Free Fight ist der derzeit angesagteste Kontaktsport. Seine schnell wachsende Popularität hat zu Titelgeschichten in wichtigen Magazinen wie „Sports Illustrated“ oder „ESPN The Magazine“ sowie weltweit zu unzähligen Artikeln auf den Sportseiten der Printmedien geführt. Auf über drei Millionen Webseiten ist Free Fight zu finden. Darüber hinaus bricht der Sport auch im Pay-per-View-Geschäft alle Rekorde. Nachdem vor kurzem Ultimate Fighting Championship seinen bedeutendsten Konkurrenten, Japanese Pride Fighting Championships, aufkaufte, sind damit die beiden größten Organisationen des Sports fusioniert. Das verspricht einen weiteren Popularitätsschub für diesen Sport.

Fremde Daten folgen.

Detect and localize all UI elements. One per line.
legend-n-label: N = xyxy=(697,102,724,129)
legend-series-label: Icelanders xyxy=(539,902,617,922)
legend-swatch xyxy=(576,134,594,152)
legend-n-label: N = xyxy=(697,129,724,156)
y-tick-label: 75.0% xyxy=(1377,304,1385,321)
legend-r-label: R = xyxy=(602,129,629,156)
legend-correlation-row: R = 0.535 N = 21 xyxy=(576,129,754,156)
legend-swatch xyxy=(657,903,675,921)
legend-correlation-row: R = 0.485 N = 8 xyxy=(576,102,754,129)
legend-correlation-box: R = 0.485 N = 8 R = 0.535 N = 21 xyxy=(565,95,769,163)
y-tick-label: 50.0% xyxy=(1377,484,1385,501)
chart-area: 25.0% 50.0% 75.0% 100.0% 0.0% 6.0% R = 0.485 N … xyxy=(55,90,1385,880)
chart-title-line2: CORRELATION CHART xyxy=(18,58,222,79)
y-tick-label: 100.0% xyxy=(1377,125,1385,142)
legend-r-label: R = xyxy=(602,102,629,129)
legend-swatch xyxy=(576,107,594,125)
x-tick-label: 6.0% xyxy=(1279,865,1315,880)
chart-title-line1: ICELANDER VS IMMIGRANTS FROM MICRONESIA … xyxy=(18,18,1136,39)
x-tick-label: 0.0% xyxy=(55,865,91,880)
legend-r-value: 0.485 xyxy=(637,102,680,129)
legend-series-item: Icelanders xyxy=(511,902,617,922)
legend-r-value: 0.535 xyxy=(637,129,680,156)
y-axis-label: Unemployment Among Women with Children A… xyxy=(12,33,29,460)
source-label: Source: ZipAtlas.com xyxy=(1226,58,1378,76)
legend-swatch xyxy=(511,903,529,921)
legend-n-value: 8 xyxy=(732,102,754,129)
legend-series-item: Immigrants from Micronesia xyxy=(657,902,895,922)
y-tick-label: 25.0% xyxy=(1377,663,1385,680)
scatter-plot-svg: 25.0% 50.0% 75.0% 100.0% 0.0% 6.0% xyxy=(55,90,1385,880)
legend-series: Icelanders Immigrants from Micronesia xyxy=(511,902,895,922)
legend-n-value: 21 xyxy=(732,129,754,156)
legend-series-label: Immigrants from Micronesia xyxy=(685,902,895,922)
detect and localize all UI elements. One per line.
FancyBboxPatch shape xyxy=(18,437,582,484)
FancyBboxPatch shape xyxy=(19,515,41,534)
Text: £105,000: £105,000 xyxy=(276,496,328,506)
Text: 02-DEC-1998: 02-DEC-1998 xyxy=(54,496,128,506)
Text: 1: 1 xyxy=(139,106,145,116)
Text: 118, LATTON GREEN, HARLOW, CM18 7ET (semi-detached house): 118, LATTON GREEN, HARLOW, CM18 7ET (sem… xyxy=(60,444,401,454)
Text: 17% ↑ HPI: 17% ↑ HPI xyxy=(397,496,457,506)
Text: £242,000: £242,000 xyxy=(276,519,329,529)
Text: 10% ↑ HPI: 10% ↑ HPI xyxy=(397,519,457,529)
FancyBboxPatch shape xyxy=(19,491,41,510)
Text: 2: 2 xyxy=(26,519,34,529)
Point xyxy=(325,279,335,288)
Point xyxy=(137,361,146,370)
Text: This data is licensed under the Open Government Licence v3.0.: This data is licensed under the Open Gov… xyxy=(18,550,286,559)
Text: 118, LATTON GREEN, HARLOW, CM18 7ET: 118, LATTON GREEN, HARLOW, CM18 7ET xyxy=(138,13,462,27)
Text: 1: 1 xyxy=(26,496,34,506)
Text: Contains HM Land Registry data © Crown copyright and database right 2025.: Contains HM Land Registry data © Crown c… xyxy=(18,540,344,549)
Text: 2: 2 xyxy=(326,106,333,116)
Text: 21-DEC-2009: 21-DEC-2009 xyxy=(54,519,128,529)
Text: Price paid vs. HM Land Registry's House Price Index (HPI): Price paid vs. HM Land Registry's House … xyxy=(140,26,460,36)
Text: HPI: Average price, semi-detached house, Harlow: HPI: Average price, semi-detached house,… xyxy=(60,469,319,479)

Die Geschichte des Free Fight begann bereits in den Zwanzigerjahren des letzten Jahrhunderts, als die Familie Gracie in Brasilien Turniere veranstaltete, in denen alles erlaubt war (auf Portugiesisch: vale tudo). Japan hat in den Siebzigerjahren die Herausforderung angenommen, wie auch Bruce Lee in dieser und der vorausgehenden Dekade. Ursprünglich gab es kaum Regeln und dieser Sport wurde für recht gefährlich gehalten. Mittlerweile ist er standardisiert, es gibt ein allgemeingültiges Regelwerk, die riskanteren Griffe und Bewegungen gelten heute als illegal. Der Sport ist tatsächlich sicherer als Football oder Boxen. Es gibt nur einen bestätigten Todesfall und dieser ereignete sich 1998 bei einem nicht genehmigten Turnier.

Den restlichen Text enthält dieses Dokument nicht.